ちなみに今求めたのは『速さ』になります。
速度ではありません。
普段、私たちが速度と速さを同じ意味合いで使いがちです。
でも、物理学の世界では速度と速さは違います。
先ほどの10m/sは速度ではなく速さです。
では速度って何でしょう?
速度と速さの違いを理解するために
変位について先に解説しますね。
Contents
変位とは?
変位とは何でしょう?
1000m移動したケースで考えてみましょう。
1000mを移動したという情報だけだと、
どの方角に、どの向きに移動したか?わかりません。
そこでこの1000m移動したという距離に、
どちら向きに移動したのか?という意味を加えたものが変位という物理量です。
変位とは移動した距離にどちら向きに移動したのか
という情報が加わったもの
ではどうやって向きを表せばよいのでしょう?
矢印を使います。
矢印の長さが移動距離を表し、
矢印の向いている向きが移動の向きを意味します。
ちなみに矢印の長さに関しては別に1000mの矢印を書く必要はありません。
自分で「この長さを1000mにしよう」と決めて書けばよいだけです。
あと、一直線上を動く物体に関しては矢印を使わなくても
変位を表すことができます。
1000mの距離を移動するとき、
一直線上なら左から右へ移動するか
右から左へ移動するか?の2通りしかありません。
そんな場合にはプラス(+、省略することが多い)、マイナス(ー)の符号をつけます。
たとえば左から右への移動をプラスにするなら右から左への移動はマイナスになります。
たとえば左から右へ1000m移動したなら+1000m、
右から左へ1000m移動したのならー1000mと表示します。
ただ、プラスの場合は+を省略することが多いです。
たとえば+1000mなら、単純に1000mと表記することが多いです。
このように直線運動の場合には
矢印を使わずにプラスマイナスの符号を移動距離の前に付け加えることで
向きを表現することができます。
物体がどちらの向きにどれだけ移動したかを表したもの
です。
ここまで理解したら速さとそくどの速度の違いについて解説していきます。
速さと速度の違い
速度は変位を移動に要する時間で割ったもののことです。
速度=変位÷移動に要する時間
たとえば100秒間かけてプラスの向きに(右向きに)1000m移動したとしましょう。
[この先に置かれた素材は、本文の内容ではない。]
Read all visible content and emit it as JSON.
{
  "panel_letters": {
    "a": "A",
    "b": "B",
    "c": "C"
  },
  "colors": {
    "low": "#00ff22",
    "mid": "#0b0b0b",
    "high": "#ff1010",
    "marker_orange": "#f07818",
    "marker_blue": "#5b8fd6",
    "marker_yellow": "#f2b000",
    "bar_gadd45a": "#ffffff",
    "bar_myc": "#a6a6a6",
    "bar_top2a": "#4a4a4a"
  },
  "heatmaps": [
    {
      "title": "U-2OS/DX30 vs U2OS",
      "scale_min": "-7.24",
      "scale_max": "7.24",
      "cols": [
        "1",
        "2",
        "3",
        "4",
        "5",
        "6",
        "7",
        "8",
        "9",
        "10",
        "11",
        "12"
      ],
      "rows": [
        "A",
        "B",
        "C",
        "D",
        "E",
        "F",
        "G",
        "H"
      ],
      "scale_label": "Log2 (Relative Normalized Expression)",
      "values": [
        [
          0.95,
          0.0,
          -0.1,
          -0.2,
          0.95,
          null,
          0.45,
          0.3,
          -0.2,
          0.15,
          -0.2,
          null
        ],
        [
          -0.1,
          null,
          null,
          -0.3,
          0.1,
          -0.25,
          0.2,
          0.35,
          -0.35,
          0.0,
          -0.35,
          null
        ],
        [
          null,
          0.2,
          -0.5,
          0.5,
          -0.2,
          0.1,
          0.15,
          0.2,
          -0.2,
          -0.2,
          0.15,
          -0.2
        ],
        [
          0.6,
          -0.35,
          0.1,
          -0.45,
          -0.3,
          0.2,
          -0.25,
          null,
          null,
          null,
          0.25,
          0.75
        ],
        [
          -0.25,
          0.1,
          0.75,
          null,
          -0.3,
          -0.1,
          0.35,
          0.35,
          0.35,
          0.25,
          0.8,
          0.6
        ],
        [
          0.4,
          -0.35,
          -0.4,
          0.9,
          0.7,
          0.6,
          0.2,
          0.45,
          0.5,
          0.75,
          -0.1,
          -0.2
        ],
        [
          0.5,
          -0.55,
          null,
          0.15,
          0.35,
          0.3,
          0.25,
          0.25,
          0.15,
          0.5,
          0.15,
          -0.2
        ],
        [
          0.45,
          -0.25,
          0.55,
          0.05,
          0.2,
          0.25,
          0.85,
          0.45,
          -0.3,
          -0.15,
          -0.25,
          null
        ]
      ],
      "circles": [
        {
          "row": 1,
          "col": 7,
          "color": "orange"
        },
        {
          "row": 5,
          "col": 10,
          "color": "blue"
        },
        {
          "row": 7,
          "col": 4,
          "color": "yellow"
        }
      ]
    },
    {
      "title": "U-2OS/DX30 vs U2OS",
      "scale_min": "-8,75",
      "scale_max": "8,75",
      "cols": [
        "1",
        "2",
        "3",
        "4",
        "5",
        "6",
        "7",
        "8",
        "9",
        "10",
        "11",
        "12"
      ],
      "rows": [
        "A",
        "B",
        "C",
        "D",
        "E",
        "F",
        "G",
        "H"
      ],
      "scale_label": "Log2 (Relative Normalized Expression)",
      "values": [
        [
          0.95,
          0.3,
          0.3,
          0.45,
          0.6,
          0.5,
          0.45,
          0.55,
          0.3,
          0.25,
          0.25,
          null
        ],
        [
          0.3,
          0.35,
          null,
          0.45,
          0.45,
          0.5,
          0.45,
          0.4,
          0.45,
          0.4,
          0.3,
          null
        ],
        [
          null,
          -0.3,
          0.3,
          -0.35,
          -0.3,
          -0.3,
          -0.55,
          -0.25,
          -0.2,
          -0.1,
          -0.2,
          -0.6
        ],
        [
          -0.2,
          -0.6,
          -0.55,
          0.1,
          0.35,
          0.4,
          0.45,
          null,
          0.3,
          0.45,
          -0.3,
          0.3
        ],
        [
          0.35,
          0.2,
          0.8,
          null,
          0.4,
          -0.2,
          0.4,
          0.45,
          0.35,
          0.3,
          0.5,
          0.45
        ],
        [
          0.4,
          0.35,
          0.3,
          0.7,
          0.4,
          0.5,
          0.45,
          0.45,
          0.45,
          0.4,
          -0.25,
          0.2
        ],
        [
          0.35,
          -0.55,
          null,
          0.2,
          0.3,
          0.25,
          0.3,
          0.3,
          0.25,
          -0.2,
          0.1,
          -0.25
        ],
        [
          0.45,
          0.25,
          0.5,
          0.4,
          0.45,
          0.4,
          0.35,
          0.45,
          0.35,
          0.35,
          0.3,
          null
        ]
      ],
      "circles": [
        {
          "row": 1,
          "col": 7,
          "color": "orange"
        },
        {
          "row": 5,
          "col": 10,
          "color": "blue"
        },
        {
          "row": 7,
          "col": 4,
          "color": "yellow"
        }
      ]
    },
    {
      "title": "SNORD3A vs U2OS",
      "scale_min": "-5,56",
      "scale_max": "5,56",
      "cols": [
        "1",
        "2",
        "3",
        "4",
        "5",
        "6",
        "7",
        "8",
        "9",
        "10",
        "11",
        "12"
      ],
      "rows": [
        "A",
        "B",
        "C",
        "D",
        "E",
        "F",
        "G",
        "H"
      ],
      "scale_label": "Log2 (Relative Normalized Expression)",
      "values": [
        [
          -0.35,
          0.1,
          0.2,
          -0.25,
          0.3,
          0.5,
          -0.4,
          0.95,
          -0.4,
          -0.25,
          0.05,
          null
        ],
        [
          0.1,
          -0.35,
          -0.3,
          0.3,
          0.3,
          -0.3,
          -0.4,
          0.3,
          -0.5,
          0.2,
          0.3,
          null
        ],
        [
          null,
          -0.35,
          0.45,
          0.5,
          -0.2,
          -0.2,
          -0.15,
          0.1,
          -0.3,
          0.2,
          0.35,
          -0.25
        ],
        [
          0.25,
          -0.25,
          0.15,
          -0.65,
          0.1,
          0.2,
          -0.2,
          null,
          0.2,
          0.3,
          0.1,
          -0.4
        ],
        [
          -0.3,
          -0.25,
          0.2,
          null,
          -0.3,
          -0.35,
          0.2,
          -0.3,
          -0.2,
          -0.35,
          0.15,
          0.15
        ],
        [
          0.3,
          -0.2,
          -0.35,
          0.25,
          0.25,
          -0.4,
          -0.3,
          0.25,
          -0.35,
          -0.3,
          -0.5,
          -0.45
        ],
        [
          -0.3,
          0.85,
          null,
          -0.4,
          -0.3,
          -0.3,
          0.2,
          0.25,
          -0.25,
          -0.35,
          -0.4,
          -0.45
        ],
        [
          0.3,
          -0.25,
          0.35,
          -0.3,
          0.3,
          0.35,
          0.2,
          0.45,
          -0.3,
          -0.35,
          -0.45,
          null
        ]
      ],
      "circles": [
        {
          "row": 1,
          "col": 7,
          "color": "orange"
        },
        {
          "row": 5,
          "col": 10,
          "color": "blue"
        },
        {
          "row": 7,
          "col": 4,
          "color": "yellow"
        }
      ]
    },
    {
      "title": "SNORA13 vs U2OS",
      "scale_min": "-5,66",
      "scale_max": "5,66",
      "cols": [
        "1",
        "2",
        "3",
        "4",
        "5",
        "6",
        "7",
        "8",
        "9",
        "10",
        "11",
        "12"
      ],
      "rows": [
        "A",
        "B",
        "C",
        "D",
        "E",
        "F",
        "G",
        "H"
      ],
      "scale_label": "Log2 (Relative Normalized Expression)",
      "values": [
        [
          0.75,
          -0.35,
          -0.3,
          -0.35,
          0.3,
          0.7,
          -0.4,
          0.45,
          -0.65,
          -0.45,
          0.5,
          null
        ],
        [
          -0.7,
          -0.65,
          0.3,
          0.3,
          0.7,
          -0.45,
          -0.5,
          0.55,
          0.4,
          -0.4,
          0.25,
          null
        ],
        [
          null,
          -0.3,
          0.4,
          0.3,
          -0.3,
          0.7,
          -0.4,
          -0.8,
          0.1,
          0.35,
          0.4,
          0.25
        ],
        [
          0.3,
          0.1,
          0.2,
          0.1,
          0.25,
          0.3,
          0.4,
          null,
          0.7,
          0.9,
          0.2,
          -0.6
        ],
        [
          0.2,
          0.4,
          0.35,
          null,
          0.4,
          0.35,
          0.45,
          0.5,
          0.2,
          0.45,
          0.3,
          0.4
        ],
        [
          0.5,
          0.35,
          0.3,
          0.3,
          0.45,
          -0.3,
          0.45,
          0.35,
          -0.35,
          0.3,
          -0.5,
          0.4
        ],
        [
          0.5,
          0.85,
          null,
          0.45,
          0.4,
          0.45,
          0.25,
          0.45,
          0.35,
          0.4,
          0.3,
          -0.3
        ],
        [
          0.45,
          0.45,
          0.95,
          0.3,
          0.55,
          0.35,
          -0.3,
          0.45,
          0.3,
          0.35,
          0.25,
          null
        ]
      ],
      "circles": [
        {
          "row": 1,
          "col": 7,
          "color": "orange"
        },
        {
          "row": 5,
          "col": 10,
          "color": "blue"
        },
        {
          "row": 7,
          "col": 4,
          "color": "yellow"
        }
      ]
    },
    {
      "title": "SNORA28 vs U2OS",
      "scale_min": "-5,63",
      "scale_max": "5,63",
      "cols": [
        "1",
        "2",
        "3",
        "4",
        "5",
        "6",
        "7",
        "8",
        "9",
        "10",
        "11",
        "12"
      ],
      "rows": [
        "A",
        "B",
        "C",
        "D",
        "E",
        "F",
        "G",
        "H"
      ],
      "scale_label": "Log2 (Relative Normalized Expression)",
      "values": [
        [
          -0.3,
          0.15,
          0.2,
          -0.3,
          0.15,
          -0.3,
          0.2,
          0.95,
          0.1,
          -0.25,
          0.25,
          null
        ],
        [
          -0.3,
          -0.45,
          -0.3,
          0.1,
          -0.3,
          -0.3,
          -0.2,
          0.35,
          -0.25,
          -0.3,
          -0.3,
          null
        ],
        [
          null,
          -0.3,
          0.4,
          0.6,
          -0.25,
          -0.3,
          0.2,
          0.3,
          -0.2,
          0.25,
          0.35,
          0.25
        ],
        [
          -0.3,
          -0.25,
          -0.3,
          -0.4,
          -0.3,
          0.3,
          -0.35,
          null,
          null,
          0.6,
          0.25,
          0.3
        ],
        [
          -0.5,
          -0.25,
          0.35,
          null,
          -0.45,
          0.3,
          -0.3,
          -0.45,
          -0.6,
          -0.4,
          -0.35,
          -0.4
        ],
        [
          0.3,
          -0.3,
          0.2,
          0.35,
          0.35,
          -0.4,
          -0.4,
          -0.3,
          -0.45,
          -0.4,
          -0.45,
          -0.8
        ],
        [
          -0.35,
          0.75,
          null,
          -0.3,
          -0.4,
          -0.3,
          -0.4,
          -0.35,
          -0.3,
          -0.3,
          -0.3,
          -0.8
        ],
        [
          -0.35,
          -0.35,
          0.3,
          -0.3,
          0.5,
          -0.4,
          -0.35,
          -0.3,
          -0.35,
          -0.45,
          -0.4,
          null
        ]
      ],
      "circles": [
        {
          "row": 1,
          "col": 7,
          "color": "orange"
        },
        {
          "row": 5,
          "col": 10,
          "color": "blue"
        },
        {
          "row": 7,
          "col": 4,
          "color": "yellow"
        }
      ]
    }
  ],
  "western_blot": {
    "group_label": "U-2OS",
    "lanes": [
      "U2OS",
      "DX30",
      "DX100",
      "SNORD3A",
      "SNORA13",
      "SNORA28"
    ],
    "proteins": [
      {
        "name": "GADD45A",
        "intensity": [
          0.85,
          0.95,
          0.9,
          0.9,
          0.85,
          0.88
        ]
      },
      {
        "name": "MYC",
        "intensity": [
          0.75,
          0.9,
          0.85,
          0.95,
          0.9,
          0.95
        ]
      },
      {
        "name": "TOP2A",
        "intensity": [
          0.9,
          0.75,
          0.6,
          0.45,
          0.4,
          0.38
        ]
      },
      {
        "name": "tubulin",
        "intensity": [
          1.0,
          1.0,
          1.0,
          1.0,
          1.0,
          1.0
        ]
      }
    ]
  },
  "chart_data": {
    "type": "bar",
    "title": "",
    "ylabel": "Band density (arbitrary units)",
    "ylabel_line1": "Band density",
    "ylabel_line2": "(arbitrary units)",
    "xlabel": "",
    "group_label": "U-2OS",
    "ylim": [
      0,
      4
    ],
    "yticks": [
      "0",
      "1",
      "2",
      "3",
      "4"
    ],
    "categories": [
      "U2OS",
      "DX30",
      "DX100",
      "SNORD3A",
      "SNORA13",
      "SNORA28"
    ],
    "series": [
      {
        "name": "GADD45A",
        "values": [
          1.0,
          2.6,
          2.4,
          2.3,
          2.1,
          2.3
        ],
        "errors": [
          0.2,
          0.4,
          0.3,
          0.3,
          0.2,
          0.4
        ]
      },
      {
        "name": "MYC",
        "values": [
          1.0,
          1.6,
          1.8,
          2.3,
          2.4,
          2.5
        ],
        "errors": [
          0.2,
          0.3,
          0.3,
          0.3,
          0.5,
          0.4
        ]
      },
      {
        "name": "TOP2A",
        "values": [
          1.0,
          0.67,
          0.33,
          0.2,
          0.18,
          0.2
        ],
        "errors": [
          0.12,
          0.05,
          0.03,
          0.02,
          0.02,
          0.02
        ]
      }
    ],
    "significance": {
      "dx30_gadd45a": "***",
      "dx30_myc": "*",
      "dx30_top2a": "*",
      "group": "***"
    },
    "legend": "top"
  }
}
この場合、速度は+1000m÷100秒(s)=+10m/s
となります。
逆に100秒間かけて左向きに1000m(マイナス1000m)、移動したら速度はどうなるでしょう?
-1000m÷100秒=-10m/s
となります。
こんな感じでプラスの向きに移動したら速度はプラスになり
マイナスの向きに移動したら速度はマイナスになります。
・速さは右に行こうが左に行こうが符号をつけずに距離を時間で割って求める
・速度はプラスマイナスの向きを考慮して距離を時間で割って求める
つまり、プラスマイナスの向きを考慮して距離を時間で割ったら速度、
プラスマイナスの向きを考慮せずに距離を時間で割ったら速さ
ということです。
速さと向きをあわせもった量のこと。
物体がどちら向きにどれだけの速さで移動しているかを表す。
です。
要するに速さに向きが加わったら速度だってことですね。
で、向きという概念が変位です。
速度も変位もどちらも大きさだけでなく向きを持つ量です。
このように大きさだけでなく向きを持つ量をベクトルといいます。
以上、分かりやすさを重視して厳密さを崩しながらわかりやすく解説してみました。